With 61 caps and more than 370 points with les Bleus, a lot of people describe him as one of the best scrum-half of all time. Dimitri Yachvili started with the PUC, then flew to England, in Gloucester and finally joined France and Biarritz Olympique in 2002. He won two Grand Slams in 2004 and 2010 with the international French team and played a World Cup final in 2011 against Ritchie McCaw’s All Blacks. The “Yach” is known for being a bit quiet, but when we mentioned Serge Betsen, he came alive and confided in us.
- Hello Dimitri. In which circumstances have you met Serge?
It was in Biarritz in 2002, when I joined Biarritz Olympique. It’s always impressive to meet a legend. I was young, I was barely 22 years old and he’d just been voted best player of the French championship.

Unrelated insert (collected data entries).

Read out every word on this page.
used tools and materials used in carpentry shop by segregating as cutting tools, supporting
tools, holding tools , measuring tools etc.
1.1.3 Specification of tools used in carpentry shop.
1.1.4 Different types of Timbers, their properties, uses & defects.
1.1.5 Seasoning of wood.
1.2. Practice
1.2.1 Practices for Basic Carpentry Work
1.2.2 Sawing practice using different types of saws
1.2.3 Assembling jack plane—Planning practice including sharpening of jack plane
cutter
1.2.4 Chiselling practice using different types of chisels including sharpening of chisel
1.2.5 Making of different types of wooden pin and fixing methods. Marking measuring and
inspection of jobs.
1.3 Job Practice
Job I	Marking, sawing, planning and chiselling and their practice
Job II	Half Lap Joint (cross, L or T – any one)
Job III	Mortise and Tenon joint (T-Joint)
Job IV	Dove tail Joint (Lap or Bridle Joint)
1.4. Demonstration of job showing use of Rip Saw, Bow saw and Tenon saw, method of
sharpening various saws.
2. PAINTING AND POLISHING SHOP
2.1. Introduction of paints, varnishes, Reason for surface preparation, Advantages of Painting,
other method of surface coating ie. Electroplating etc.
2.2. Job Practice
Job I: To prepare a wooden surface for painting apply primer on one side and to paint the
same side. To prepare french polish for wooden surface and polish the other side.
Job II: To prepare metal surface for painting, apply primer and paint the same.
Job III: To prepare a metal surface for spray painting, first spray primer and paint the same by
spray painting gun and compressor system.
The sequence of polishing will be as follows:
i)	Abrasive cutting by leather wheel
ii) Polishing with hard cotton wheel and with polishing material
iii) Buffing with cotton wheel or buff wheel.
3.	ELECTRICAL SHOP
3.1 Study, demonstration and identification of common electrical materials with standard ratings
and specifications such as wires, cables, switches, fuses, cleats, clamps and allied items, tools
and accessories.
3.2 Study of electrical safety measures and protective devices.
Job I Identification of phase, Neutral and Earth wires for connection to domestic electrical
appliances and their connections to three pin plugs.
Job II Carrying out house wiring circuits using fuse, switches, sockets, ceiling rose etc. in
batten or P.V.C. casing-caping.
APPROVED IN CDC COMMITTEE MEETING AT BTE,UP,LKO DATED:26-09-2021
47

- Who was he for real outside a rugby field?
This is going to be complicated to dissociate him from rugby because as a human being he was someone extremely kind who has a big heart, can be fun and helpful. He’s always been close to young people. When I arrived I was 21 years old and Serge was 5 or 6 years older than me and he was already in the middle of his career. He has always been close to young people in terms of transfer of knowledge. He has always done his best to enable young people to feel well and to progress. He welcomed me well and a few months later we were roommates, and it lasted years. All of this inevitably creates links.
- He created in 2004 the SBA. Does this remind you something? What does this evoke?
Of course! It’s his way to return to his roots. It’s his way to give back to his native people everything he did during his career in France. He’s always had a humanitarian side. Helping others and the weakest has always been a priority. It’s not a big surprise if he created this association in 2004.
- When you hear that young Cameroonians struggle and use rugby to mature and escape from their daily life, what do you want to tell them, as a former rugby man and as a human being?
Really often rugby allows to get through complicated and hard situations. It’s also a way to become a more social person in life. The group cohesion that is created during trainings and games allows this. And I don’t talk about the confidence in themselves that these kids manage to get, and all of this with joy and pleasure! Because sport and rugby before everything must stay a pleasure.
- If you had to give a piece of advice to these young Cameroonians, what would it be?
Take pleasure to find themselves. I don’t particularly have lessons to give to these young people but the pleasure to find on an outside the pitch.
- The final word?
Long life to the Serge Betsen Academy and bravo again for everything you realize for these young people and sport in general.